Scientific Seminar by Valerie A. Small, Trees, Water & People; Colorado State University, Department of Agricultural Biology
Natural Resource Regeneration Projects on US Tribal Lands: The Role of Nonprofits and Land Grant Universities in Building Resilient and Healthy Indigenous Communities
Speaker: Dr. Valerie A. Small, National Program Director, Trees, Water & People; Affiliate Faculty, Colorado State University, Department of Agricultural Biology
Abstract: As the National Program Director at Trees Water & People (TWP), Dr. Small and her team engage with direct support for Indigenous nonprofits and natural resource experts within US Tribal Nations. TWP honors all Tribes as sovereign nations as original stewards of the land. We empower Tribal communities' restoration projects within their traditional and ancestral homelands to address the disproportionate impacts of climate change and restore healthy ecosystems through their unique cultural lens.

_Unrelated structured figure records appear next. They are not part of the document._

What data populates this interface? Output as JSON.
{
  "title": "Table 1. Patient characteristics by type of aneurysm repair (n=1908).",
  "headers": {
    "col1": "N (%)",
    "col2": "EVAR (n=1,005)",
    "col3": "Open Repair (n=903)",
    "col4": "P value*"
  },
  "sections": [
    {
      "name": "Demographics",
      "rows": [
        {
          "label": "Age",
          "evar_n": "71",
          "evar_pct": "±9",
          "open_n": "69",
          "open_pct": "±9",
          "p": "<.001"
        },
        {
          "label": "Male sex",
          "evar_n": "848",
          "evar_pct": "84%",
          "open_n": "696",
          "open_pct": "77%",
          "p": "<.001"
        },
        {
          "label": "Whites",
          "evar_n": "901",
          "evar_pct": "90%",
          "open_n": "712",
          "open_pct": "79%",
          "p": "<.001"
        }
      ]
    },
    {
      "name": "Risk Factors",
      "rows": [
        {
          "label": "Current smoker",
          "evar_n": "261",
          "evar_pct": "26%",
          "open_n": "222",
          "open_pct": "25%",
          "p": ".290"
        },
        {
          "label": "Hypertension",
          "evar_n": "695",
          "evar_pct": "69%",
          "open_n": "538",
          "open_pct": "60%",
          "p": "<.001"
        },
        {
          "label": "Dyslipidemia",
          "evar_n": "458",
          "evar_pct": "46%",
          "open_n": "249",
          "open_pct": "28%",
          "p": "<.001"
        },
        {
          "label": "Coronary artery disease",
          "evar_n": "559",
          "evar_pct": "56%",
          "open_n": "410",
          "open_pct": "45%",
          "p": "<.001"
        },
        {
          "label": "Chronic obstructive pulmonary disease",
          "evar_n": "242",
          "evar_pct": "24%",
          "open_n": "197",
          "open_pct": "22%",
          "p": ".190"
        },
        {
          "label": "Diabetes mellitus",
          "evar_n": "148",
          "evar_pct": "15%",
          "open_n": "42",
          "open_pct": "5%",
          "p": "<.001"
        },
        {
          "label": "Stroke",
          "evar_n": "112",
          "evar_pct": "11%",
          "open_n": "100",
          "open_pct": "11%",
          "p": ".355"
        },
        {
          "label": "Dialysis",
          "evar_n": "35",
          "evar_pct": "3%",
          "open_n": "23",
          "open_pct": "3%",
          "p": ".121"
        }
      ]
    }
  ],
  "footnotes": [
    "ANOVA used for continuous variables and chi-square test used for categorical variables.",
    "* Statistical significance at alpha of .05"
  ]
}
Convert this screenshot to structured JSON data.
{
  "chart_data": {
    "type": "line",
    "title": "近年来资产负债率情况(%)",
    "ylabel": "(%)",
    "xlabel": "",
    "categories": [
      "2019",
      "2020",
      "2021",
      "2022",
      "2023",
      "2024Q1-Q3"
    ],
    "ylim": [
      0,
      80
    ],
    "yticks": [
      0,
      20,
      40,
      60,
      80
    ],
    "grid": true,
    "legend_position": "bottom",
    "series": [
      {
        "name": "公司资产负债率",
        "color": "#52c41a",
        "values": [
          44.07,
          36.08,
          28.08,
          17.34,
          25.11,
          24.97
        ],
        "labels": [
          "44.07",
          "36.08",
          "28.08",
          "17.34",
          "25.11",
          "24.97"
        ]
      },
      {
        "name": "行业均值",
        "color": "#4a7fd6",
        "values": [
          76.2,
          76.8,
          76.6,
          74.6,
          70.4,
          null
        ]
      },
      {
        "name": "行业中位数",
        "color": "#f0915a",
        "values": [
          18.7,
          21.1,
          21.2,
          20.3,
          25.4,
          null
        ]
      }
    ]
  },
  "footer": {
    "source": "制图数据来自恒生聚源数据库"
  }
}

Dr. Small will discuss the important role that nonprofits can play in building tribal capacity in monitoring and management of reforestation and restoration of grasslands from which traditional flora and fauna are harvested to provide improved access to species utilized for food, fiber, medicine, and ceremony. Land Grant Universities have recently included Indigenous land acknowledgements to recognize the original Tribes upon which their lands are currently situated. However, land acknowledgements come with responsibilities, which include increased research opportunities for Indigenous students, including working with Tribal colleges; increasing student enrollment, hiring Indigenous faculty; and giving power-to-place opportunities for Indigenous voices through including traditional knowledges within western science-based ecological pedagogy. TWP’s projects are designed and led by the Tribal entity within which we work, are community-based, and emphasize restoration projects that bring together youth and Elders to facilitate the transfer of intergenerational traditional knowledges.
Dr. Small will conclude with key strategies of respectful Tribal engagement, data sovereignty recognition, and the role which nonprofits and local universities have towards respectful Tribal engagement in building capacity for restoring degraded ecosystems to heal Tribal homelands for generations yet to come.
The event is free and open to the public. Registration is required for Zoom access.